Finalmente estava morto, pensou o ex-escravo. E um anjo havia vindo buscá-lo para o guiar até o céu ao encontro de seus irmãos.
- Não. – Respondeu Rockwell com dificuldade, soltando mais um tossido que a palavra.
- Ora – Uma terceira voz se juntou a conversa – Que coincidência afortunada – disse em tom de riso – Nós também não. Que tal se juntar à família? – completou.
Rockwell sorriu exibindo os dentes ensangüentados já sem conseguir enxergar com quem falava.
- Adoraria, senhor.
Ele não conseguiu falar o senhor, nem completar o adoraria, menos ainda ouvir o que falava, pois perdeu a consciência antes disso. Mas as quatro figuras entenderam o recado. E quatro semanas depois, Nasceria Edward Rockwell, vampiro que mais tarde formaria seu próprio clã, viria pra essa terra recém descoberta e decidira ficar, séculos depois, herdando o título de Torre Vermelha.
Voltando ao presente, Rockwell finalmente chegava a porta negra que dava passagem a sala da reunião, abrindo-se conforme o vampiro se aproximava. Ele entrou na sala, encontrando os outros cinco convocados para reunião.
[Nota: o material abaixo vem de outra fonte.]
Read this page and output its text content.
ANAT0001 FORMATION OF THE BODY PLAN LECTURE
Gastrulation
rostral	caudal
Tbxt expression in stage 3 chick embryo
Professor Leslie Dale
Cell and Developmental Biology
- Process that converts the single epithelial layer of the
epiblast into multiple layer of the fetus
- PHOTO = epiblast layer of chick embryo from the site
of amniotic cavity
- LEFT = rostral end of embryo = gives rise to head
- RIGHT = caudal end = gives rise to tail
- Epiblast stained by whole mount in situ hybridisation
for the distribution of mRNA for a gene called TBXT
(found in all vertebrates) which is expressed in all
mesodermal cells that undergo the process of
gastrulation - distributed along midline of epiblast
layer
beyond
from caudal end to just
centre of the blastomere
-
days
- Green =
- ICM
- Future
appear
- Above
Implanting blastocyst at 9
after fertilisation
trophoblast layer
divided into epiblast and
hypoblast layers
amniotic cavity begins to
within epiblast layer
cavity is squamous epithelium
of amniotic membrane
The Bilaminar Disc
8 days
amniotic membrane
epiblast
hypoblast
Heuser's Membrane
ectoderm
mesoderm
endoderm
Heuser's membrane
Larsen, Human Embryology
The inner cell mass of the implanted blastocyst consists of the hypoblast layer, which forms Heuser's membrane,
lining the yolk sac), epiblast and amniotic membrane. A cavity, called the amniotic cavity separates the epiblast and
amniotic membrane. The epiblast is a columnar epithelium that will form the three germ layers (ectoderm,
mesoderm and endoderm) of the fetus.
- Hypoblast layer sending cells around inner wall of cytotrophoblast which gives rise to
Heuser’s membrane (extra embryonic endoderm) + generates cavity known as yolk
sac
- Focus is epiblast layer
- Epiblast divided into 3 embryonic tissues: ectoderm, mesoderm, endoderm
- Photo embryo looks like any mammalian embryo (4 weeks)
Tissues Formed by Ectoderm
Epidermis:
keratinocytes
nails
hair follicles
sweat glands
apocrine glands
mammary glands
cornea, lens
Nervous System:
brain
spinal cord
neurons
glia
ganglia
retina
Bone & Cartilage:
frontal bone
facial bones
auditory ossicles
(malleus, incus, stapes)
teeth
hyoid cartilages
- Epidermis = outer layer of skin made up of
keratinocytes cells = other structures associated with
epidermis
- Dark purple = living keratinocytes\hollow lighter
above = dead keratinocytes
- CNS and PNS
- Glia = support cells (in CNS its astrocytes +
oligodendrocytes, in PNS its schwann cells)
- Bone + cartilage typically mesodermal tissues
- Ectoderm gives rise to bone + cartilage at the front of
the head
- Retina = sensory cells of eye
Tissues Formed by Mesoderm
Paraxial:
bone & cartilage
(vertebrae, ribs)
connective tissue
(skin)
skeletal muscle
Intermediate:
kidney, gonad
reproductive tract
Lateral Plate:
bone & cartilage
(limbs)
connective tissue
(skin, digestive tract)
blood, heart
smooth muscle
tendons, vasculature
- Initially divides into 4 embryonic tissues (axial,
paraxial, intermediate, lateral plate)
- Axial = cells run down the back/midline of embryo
Entre eles, uma das quatro figuras daquela noite: o vampiro de olhos claros e cabelos dourados. Rhuan, que já estava sentado em seu lugar, se entretendo com um aparelho eletrônico na mão. Não fora ele seu mestre, que o havia ensinado quem deveria ser respeitado. Quem devia ameaçar e quem deveria se aliar. Rhuan, esse era um dos que deveriam ser temidos.
Rockwell cumprimentou a todos e sentou-se. Era hora de começar a reunião.